From what I am reading about hiatial hernias, we did well to remove milk products in March/April, but we need to remove/reduce some other items. I will have to see if we are or are not facing surgery in the future.

This is very nerve wracking and sad at the same time to have an almost 3 yr old facing all of this.

So, here we are a year later and a crazy amount of sorting and printing of recipes later, and a blog to keep me accountable. We are back to dairy products, though trying to limit it some (he is however drinking milk almost daily as of this month) - and we are more GAPS than I would have forsaw last year.

We were given a gift of a food processor/blender which I love and use almost daily, and our kitchen is being re-arranged to be come more efficient. We also are having some success rearranging the house and getting rid of some of our excess items.  I'm trying to do 2 GAPS meals a day, and we are keeping up with bone broth two to three times a month. I make meat broth every other month when I take a few chickens and boil them. I then de-bone the chickens and strain the broth off of it and freeze each one in baggies for use later on in the month.  Hopefully I can post about that later.

I didn't write about my health issues in all of this, as I was more terrified of what was going on with the children and my husband than I was about myself. By last summer, I was undergoing testing at my primary care physician's office and found out that my iron was very low. It was the lowest it had ever been, so we were going to pursue iron infusions in September. Between September and November, I was at one or another doctor's office every week.  We were at the doctor so much, I forgot to schedule my yearly appointment at my OB/GYN. In fact, now that I think of it, the same thing happened in 2011, and I've missed two appointments with him. Whoops.

So, as soon as things calm a little here, we need to a) schedule another appointment for a swallow study, and b) schedule me an appointment, and bring all the information I have from my PCP to let the OB/GYN know what has been going on. Maybe I won't get too stern a talking to? One can always hope, right?

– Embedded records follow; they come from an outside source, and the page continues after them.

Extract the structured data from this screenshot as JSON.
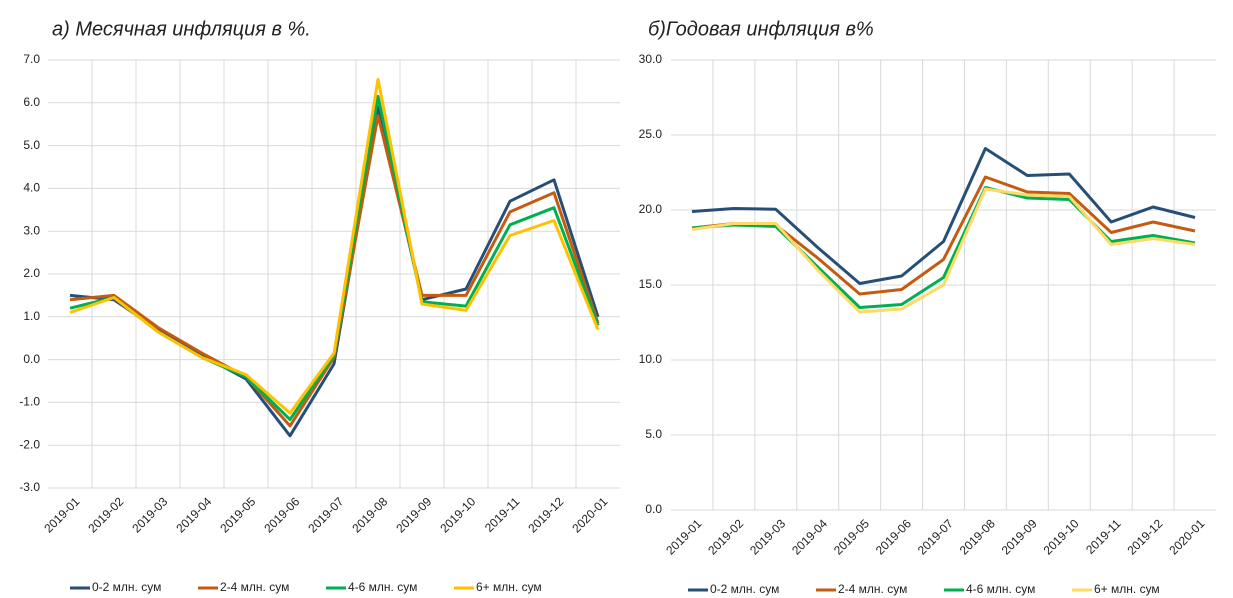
{
  "chart_data": [
    {
      "type": "line",
      "title": "а) Месячная инфляция в %.",
      "categories": [
        "2019-01",
        "2019-02",
        "2019-03",
        "2019-04",
        "2019-05",
        "2019-06",
        "2019-07",
        "2019-08",
        "2019-09",
        "2019-10",
        "2019-11",
        "2019-12",
        "2020-01"
      ],
      "series": [
        {
          "name": "0-2 млн. сум",
          "color": "#264f78",
          "values": [
            1.5,
            1.4,
            0.7,
            0.1,
            -0.45,
            -1.78,
            -0.1,
            5.9,
            1.4,
            1.65,
            3.7,
            4.2,
            1.0
          ]
        },
        {
          "name": "2-4 млн. сум",
          "color": "#c55a11",
          "values": [
            1.4,
            1.5,
            0.75,
            0.15,
            -0.4,
            -1.55,
            0.05,
            5.7,
            1.5,
            1.5,
            3.45,
            3.9,
            0.85
          ]
        },
        {
          "name": "4-6 млн. сум",
          "color": "#00b050",
          "values": [
            1.2,
            1.45,
            0.65,
            0.05,
            -0.4,
            -1.4,
            0.1,
            6.15,
            1.35,
            1.25,
            3.15,
            3.55,
            0.8
          ]
        },
        {
          "name": "6+ млн. сум",
          "color": "#ffc000",
          "values": [
            1.1,
            1.45,
            0.65,
            0.05,
            -0.35,
            -1.25,
            0.15,
            6.55,
            1.3,
            1.15,
            2.9,
            3.25,
            0.7
          ]
        }
      ],
      "ylim": [
        -3,
        7
      ],
      "yticks": [
        {
          "value": -3,
          "label": "-3.0"
        },
        {
          "value": -2,
          "label": "-2.0"
        },
        {
          "value": -1,
          "label": "-1.0"
        },
        {
          "value": 0,
          "label": "0.0"
        },
        {
          "value": 1,
          "label": "1.0"
        },
        {
          "value": 2,
          "label": "2.0"
        },
        {
          "value": 3,
          "label": "3.0"
        },
        {
          "value": 4,
          "label": "4.0"
        },
        {
          "value": 5,
          "label": "5.0"
        },
        {
          "value": 6,
          "label": "6.0"
        },
        {
          "value": 7,
          "label": "7.0"
        }
      ],
      "grid": true
    },
    {
      "type": "line",
      "title": "б)Годовая инфляция в%",
      "categories": [
        "2019-01",
        "2019-02",
        "2019-03",
        "2019-04",
        "2019-05",
        "2019-06",
        "2019-07",
        "2019-08",
        "2019-09",
        "2019-10",
        "2019-11",
        "2019-12",
        "2020-01"
      ],
      "series": [
        {
          "name": "0-2 млн. сум",
          "color": "#264f78",
          "values": [
            19.9,
            20.1,
            20.05,
            17.5,
            15.1,
            15.6,
            17.9,
            24.1,
            22.3,
            22.4,
            19.2,
            20.2,
            19.5
          ]
        },
        {
          "name": "2-4 млн. сум",
          "color": "#c55a11",
          "values": [
            18.8,
            19.1,
            19.0,
            16.8,
            14.4,
            14.7,
            16.7,
            22.2,
            21.2,
            21.1,
            18.5,
            19.2,
            18.6
          ]
        },
        {
          "name": "4-6 млн. сум",
          "color": "#00b050",
          "values": [
            18.8,
            19.0,
            18.9,
            16.2,
            13.5,
            13.7,
            15.5,
            21.5,
            20.8,
            20.7,
            17.9,
            18.3,
            17.8
          ]
        },
        {
          "name": "6+ млн. сум",
          "color": "#ffd966",
          "values": [
            18.7,
            19.1,
            19.1,
            16.0,
            13.2,
            13.4,
            15.0,
            21.4,
            21.0,
            20.9,
            17.7,
            18.1,
            17.7
          ]
        }
      ],
      "ylim": [
        0,
        30
      ],
      "yticks": [
        {
          "value": 0,
          "label": "0.0"
        },
        {
          "value": 5,
          "label": "5.0"
        },
        {
          "value": 10,
          "label": "10.0"
        },
        {
          "value": 15,
          "label": "15.0"
        },
        {
          "value": 20,
          "label": "20.0"
        },
        {
          "value": 25,
          "label": "25.0"
        },
        {
          "value": 30,
          "label": "30.0"
        }
      ],
      "grid": true
    }
  ]
}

In June of last year, my husband and I celebrated our 5th anniversary. (we have two, but that was our 5th for the church wedding - long story there!)  When we came back, we saw that there was a gym being built in the City I pick him up at from time to time when he comes home from work. It was not too far for us to drive to daily, and the price for a yearly contract wasn't bad. They'd have pool-related sports, a lovely indoor gym with machines, Zumba, Aerobics, Yoga.. you name it. We signed up.

They opened their doors the last weekend of September, and I began going in October 4-5 days a week. I took a break in December when everyone was so sick, and I began back this month, as I got sick and was unable to go in January and February. I'm back to 2-3 times a week, and I've been thoroughly enjoying my yoga classes.  I've not lost any pounds, but I have lost one dress size.

We've changed our diet almost entirely, though my husband is still sneaking around and buying sweets or chips here and there. It's a work in progress!

I hope and pray if you have made the choice for the GAPS diet, or perhaps Paleo/Primal, that your trip to the diet was not as eventful as ours, or as stressful and heart-wrenching. I'm still reading up on the GAPS and Paleo/Primal diet. Next on my list is The Whole 30 Book. A lovely lady gifted me a copy, and I've not had time to read it yet.

This is our story. Your mileage may vary.  What brought you to the GAPS diet?